The resourceful co-pilot Sugisaka (Teruo Yoshida) asks kindly but curious bespectacled
psychiatrist Dr Momotake (Kazuo Kato) to help calm the shattered nerves of pretty stewardess
Kuzumi (Tomomi Sato) after her kidnap ordeal at the hands of the bad guy, who's been taken
over by the scout of an alien invasion fleet. Our heroes get endless aggro from the arrogant
senator Mano (Eizo Kitamura), and there's also a rifle-toting Vietnam War widow (played by
American blonde Kathy Horan) to contend with.

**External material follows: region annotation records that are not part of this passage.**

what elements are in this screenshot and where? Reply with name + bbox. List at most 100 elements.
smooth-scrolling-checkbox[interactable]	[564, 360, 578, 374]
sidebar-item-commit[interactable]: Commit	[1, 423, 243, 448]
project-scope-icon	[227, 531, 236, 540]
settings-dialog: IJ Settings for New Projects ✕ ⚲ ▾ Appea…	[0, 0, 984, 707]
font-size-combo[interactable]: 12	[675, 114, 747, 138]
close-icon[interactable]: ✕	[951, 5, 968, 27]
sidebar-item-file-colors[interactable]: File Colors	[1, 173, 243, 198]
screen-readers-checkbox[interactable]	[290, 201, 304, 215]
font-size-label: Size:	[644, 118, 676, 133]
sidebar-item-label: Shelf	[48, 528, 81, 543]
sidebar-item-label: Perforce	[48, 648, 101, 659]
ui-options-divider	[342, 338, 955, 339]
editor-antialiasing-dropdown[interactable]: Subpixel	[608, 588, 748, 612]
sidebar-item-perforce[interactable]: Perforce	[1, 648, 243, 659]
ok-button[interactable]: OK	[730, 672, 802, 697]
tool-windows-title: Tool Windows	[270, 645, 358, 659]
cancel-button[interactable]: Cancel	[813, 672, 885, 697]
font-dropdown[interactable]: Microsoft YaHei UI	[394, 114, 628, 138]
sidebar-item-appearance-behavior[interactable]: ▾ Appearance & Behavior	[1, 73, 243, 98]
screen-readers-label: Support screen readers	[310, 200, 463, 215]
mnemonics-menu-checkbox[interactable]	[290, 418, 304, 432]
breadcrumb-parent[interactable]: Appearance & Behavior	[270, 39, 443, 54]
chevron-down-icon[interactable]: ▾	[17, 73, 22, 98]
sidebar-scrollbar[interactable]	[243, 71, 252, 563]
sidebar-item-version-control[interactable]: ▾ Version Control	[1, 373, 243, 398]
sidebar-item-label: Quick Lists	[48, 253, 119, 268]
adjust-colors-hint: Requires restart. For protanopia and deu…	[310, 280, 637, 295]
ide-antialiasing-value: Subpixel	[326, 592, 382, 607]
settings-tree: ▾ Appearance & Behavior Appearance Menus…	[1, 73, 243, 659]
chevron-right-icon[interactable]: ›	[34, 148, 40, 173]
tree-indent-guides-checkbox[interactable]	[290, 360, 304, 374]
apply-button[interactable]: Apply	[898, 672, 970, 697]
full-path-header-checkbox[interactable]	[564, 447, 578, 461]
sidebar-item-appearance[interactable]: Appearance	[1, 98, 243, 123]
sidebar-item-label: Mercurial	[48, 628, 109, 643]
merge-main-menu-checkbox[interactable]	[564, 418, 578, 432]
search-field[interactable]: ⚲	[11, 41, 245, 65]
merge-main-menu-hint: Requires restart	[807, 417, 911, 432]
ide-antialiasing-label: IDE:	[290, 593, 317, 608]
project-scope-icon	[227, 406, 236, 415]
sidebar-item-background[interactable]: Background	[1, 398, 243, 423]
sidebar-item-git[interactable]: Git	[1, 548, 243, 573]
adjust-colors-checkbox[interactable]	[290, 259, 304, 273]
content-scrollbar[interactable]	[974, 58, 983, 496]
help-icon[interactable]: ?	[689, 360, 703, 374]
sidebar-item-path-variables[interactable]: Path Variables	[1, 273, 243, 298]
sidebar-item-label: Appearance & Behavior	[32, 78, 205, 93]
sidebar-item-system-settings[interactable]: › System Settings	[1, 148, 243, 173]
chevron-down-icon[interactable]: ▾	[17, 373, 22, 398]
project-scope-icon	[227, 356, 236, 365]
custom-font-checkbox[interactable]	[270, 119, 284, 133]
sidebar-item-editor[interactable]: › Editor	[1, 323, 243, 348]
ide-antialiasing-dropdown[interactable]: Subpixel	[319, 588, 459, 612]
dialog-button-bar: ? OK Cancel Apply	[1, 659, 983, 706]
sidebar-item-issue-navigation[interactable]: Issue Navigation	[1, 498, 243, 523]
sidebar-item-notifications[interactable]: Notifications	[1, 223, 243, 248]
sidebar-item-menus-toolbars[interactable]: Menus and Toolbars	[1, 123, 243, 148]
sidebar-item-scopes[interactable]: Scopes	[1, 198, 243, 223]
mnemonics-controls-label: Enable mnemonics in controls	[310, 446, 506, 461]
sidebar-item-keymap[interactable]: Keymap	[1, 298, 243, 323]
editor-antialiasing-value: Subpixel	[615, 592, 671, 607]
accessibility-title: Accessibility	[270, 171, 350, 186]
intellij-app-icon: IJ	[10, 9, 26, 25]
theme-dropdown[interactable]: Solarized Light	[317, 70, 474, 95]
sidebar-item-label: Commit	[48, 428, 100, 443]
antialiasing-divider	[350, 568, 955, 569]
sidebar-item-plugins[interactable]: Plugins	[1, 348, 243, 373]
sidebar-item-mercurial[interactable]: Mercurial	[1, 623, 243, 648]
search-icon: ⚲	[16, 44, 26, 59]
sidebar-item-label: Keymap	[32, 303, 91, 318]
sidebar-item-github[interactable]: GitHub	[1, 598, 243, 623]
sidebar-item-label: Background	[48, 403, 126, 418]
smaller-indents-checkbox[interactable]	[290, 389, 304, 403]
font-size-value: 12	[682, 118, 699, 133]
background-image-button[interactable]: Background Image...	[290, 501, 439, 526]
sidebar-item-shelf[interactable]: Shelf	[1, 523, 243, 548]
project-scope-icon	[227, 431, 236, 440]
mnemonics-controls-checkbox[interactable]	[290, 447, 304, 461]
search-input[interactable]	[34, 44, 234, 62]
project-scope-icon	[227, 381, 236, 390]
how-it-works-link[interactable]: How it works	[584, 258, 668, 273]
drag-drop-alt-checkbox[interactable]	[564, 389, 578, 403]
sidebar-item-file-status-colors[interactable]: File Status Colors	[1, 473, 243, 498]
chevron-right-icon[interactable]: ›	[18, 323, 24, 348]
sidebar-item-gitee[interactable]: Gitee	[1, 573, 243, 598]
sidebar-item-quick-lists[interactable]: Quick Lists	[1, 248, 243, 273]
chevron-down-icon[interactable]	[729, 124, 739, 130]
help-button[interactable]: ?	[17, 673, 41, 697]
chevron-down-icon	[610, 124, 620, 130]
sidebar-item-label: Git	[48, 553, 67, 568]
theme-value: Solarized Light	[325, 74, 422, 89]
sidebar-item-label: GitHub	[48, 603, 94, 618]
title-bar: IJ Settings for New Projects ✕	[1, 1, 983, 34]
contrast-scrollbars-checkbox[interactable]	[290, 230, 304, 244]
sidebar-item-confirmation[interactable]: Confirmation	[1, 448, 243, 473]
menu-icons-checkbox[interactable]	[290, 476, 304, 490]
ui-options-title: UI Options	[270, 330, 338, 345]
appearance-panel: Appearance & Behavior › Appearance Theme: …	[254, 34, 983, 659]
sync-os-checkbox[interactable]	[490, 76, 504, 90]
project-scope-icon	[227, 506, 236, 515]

The following dramas involve a glowing flying saucer, deadly rock slides
on the quarry location, victims with forehead wounds used as an improbable entry and exit
points for animated blue slime, vampire attacks by possessed humans, and a bleak dénouement
in the manner of the climactic scenes of Don Siegel's
Invasion Of The Body
Snatchers (1956). The film's sincere but unsubtle antiwar message is hammered home
too much and too often to be effective. Other obvious influences on Goke (aka:
Kyuketsuki Gokemidoro) are Jack Arnold's cult treasure, It Came From Outer Space
(1953) and campy charmer The Blob (1958). Despite annoying performances from the whole
cast, some unfortunately dodgy special effects, and a hokey plot that confuses sci-fi and
supernatural clichés, this is quite irresistible pulp entertainment, with colourful
photography that any Roger Corman devotee will appreciate and plenty of unintentionally
hilarious one-liners.
DVD extras: biographies and filmographies or director and cast, a trailer,
plus artwork for 45 other DVD titles from this distributor.